PREDICTING CREDIT RISK DEFAULT
By Adesile Ajisafe, PhD CEng MIMechE
The problem lies in predicting a binary outcome, with 1 indicating default on loan versus 0 for non-default. Target attribute is already derived and present in the dataset under the name “Default”.
This is a standard supervised classification task:
Supervised: The labels are included in the data and the goal is to train a model to learn to predict the labels from the features
Classification: The label is a binary variable, 0 (will repay loan), 1 (will default)
The target variable exists in this dataset under the name “default” and indicates if clients have difficulties in meeting loan payment.
In total we have 307511 records and 97columns
Most of the features are Binary, Float values, or categorical
There are lot of missing values within some features
Data head showing first 11 entries of 307511 for the first five columns
Exploratory Data analysis (EDA)
EDA – Examine the Distribution of the Target Column
Percentage of Defaulters is 8.07%. Case of Imbalanced dataset. Imbalanced dataset is a scenario where the number of observations belonging to one class is significantly lower than those belonging to the other classes.
EDA– examine null values in data
From my NA analysis, most of the attributes have some missing records, whereas default attribute has none.
The attributes with missing values >=40% where drop for the Dataset
EDA– attributes with >= 40% missing values
As external score 1 has no data. External score 1 and 2 were examined see if they have any correlation with the target attribute.
Correlation heatmap shows a negative correlation of external score 1 and 2 with attributes with the target(default). Therefore, dropped from the dataset.
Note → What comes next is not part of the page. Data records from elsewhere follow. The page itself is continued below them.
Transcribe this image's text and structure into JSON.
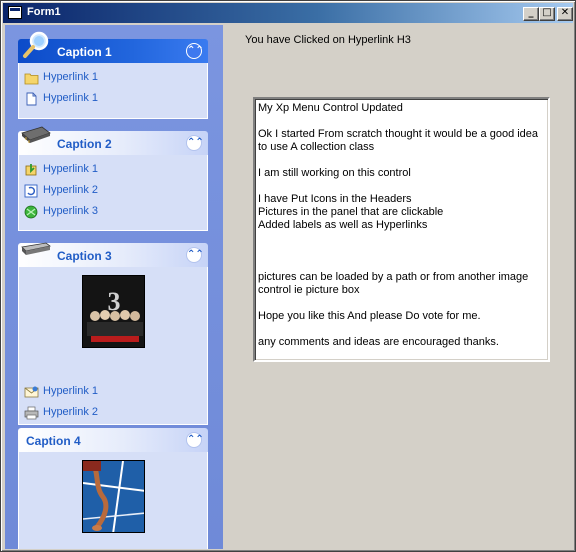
{
  "window": {
    "title": "Form1",
    "controls": {
      "minimize": "_",
      "maximize": "□",
      "close": "✕"
    }
  },
  "sidebar": {
    "panels": [
      {
        "caption": "Caption 1",
        "style": "dark",
        "head_icon": "magnifier-icon",
        "chevron": "⌃⌃",
        "links": [
          {
            "label": "Hyperlink 1",
            "icon": "folder-icon"
          },
          {
            "label": "Hyperlink 1",
            "icon": "document-icon"
          }
        ]
      },
      {
        "caption": "Caption 2",
        "style": "light",
        "head_icon": "memory-chip-icon",
        "chevron": "⌃⌃",
        "links": [
          {
            "label": "Hyperlink 1",
            "icon": "install-icon"
          },
          {
            "label": "Hyperlink 2",
            "icon": "refresh-icon"
          },
          {
            "label": "Hyperlink 3",
            "icon": "green-orb-icon"
          }
        ]
      },
      {
        "caption": "Caption 3",
        "style": "light",
        "head_icon": "drive-icon",
        "chevron": "⌃⌃",
        "picture": "scream-3-poster",
        "links": [
          {
            "label": "Hyperlink 1",
            "icon": "mail-icon"
          },
          {
            "label": "Hyperlink 2",
            "icon": "printer-icon"
          }
        ]
      },
      {
        "caption": "Caption 4",
        "style": "light",
        "chevron": "⌃⌃",
        "picture": "tennis-court-photo"
      }
    ]
  },
  "main": {
    "status": "You have Clicked on Hyperlink H3",
    "textbox_lines": [
      "My Xp Menu Control Updated",
      "",
      "Ok I started From scratch thought it would be a good idea to use A collection class",
      "",
      "I am still working on this control",
      "",
      "I have Put Icons in the Headers",
      "Pictures in the panel that are clickable",
      "Added labels as well as Hyperlinks",
      "",
      "",
      "",
      "pictures can be loaded by a path or from another image control ie picture box",
      "",
      "Hope you like this And please Do vote for me.",
      "",
      "any comments and ideas are encouraged thanks."
    ]
  },
  "colors": {
    "sidebar_bg": "#7b95e0",
    "panel_body": "#d6dff7",
    "link": "#215dc6",
    "dark_header": "#0c4bc9",
    "window_bg": "#d4d0c8",
    "titlebar": "#0a246a"
  }
}
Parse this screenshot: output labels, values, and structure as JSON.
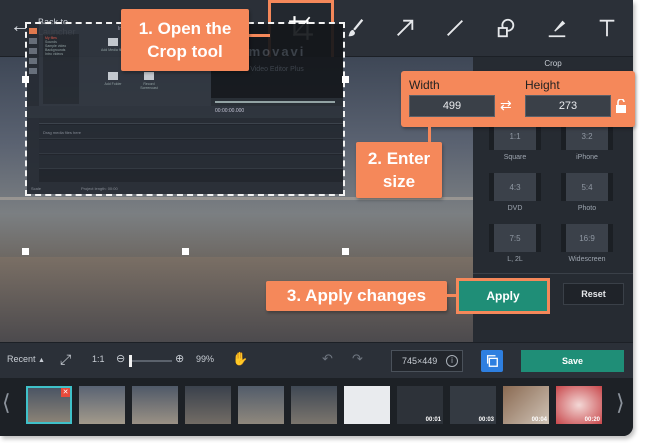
{
  "toolbar": {
    "back_label": "Back to\nLauncher"
  },
  "inner": {
    "import_title": "Import",
    "list": [
      "My files",
      "Sounds",
      "Sample video",
      "Backgrounds",
      "Intro videos"
    ],
    "buttons": [
      "Add Media files",
      "Record video",
      "Add Folder",
      "Record Screencast"
    ],
    "logo": "movavi",
    "product": "Video Editor Plus",
    "timecode": "00:00:00.000",
    "hint": "Drag media files here",
    "scale": "Scale",
    "length": "Project length: 00:00"
  },
  "crop": {
    "panel_title": "Crop",
    "width_label": "Width",
    "height_label": "Height",
    "width_value": "499",
    "height_value": "273",
    "ratios": [
      {
        "value": "1:1",
        "label": "Square"
      },
      {
        "value": "3:2",
        "label": "iPhone"
      },
      {
        "value": "4:3",
        "label": "DVD"
      },
      {
        "value": "5:4",
        "label": "Photo"
      },
      {
        "value": "7:5",
        "label": "L, 2L"
      },
      {
        "value": "16:9",
        "label": "Widescreen"
      }
    ],
    "apply_label": "Apply",
    "reset_label": "Reset"
  },
  "bottom": {
    "recent_label": "Recent",
    "actual_size": "1:1",
    "zoom": "99%",
    "dimensions": "745×449",
    "save_label": "Save"
  },
  "filmstrip": {
    "durations": [
      "00:01",
      "00:03",
      "00:04",
      "00:20"
    ]
  },
  "callouts": {
    "step1": "1. Open the\nCrop tool",
    "step2": "2. Enter\nsize",
    "step3": "3. Apply changes"
  },
  "colors": {
    "accent_orange": "#f5885a",
    "apply_green": "#1f8e77",
    "copy_blue": "#2e7fe0",
    "selected_thumb": "#3fc1c9"
  }
}
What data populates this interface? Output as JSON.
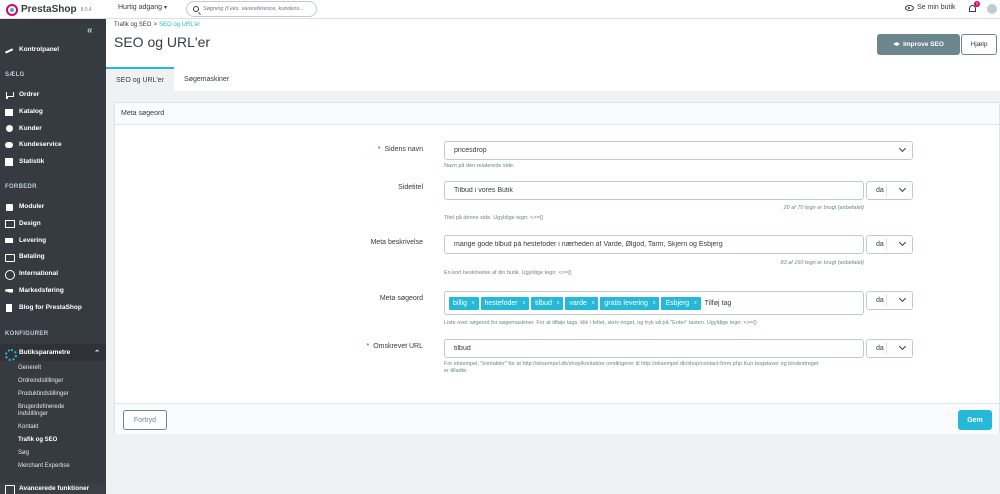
{
  "header": {
    "logo_text": "PrestaShop",
    "version": "8.0.4",
    "quick_access": "Hurtig adgang",
    "search_placeholder": "Søgning (f.eks. varereference, kundens...",
    "view_shop": "Se min butik",
    "notifications_count": "1"
  },
  "sidebar": {
    "dashboard": "Kontrolpanel",
    "section_sell": "SÆLG",
    "sell_items": [
      "Ordrer",
      "Katalog",
      "Kunder",
      "Kundeservice",
      "Statistik"
    ],
    "section_improve": "FORBEDR",
    "improve_items": [
      "Moduler",
      "Design",
      "Levering",
      "Betaling",
      "International",
      "Markedsføring",
      "Blog for PrestaShop"
    ],
    "section_configure": "KONFIGURER",
    "active_parent": "Butiksparametre",
    "sub_items": [
      "Generelt",
      "Ordreindstillinger",
      "Produktindstillinger",
      "Brugerdefinerede",
      "indstillinger",
      "Kontakt",
      "Trafik og SEO",
      "Søg",
      "Merchant Expertise"
    ],
    "advanced": "Avancerede funktioner"
  },
  "page": {
    "breadcrumb_parent": "Trafik og SEO",
    "breadcrumb_sep": ">",
    "breadcrumb_current": "SEO og URL'er",
    "title": "SEO og URL'er",
    "improve_seo": "Improve SEO",
    "help": "Hjælp",
    "tabs": [
      "SEO og URL'er",
      "Søgemaskiner"
    ]
  },
  "panel": {
    "title": "Meta søgeord",
    "page_name": {
      "label": "Sidens navn",
      "value": "pricesdrop",
      "help": "Navn på den relaterede side."
    },
    "page_title": {
      "label": "Sidetitel",
      "value": "Tilbud i vores Butik",
      "lang": "da",
      "counter": "20 af 70 tegn er brugt (anbefalet)",
      "help": "Titel på denne side. Ugyldige tegn: <>={}"
    },
    "meta_description": {
      "label": "Meta beskrivelse",
      "value": "mange gode tilbud på hestefoder i nærheden af Varde, Ølgod, Tarm, Skjern og Esbjerg",
      "lang": "da",
      "counter": "83 af 160 tegn er brugt (anbefalet)",
      "help": "En kort beskrivelse af din butik. Ugyldige tegn: <>={}"
    },
    "meta_keywords": {
      "label": "Meta søgeord",
      "tags": [
        "billig",
        "hestefoder",
        "tilbud",
        "varde",
        "gratis levering",
        "Esbjerg"
      ],
      "tag_remove": "x",
      "add_placeholder": "Tilføj tag",
      "lang": "da",
      "help": "Liste over søgeord for søgemaskiner. For at tilføje tags, klik i feltet, skriv noget, og tryk så på \"Enter\" tasten. Ugyldige tegn: <>={}"
    },
    "rewritten_url": {
      "label": "Omskrevet URL",
      "value": "tilbud",
      "lang": "da",
      "help_line1": "For eksempel, \"kontakter\" for at http://eksempel.dk/shop/kontakter omdirigerer til http://eksempel.dk/shop/contact-form.php Kun bogstaver og bindestreger",
      "help_line2": "er tilladte."
    },
    "cancel": "Fortryd",
    "save": "Gem"
  }
}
From an educated guess we can say that age should be negatively correlated with default rate since older people possess higher income. We need to bring age variable to a positive value and see its distribution Converting “age” to years to give a clearer picture. To show the effect of age on default I used kernel density plot. As can be seen, the non-return rate is higher for younger people and decreases with age.
The Bar chart shows that women clients are almost twice as many men, whereas men show a much higher risk.
EDA– total income
Correlation matrix of selected feature
Missing Data Imputation- As the first step median imputation method was chosen because omitting records with missing data could result in losing valuable information. Method is also beneficial because it overcomes the effects of skewed data with outliers.
Scaling- Data was scaled so that their mean is concentrated around zero and standard deviation is 1. Variables with huge ranges may create bias in the predictive analysis, therefore we need to get values closer to each other.
Correcting Negative values- For example, attribute “age” mostly represented negative values in days in the dataset. Therefore, all “days” variables were changed into absolute terms and represented them in years for clearer perception.
The ultimate aim of EDA is to gain insight into the datasets that enables us to choose features that have high correlations with the target variable for our machine learning model and evaluation.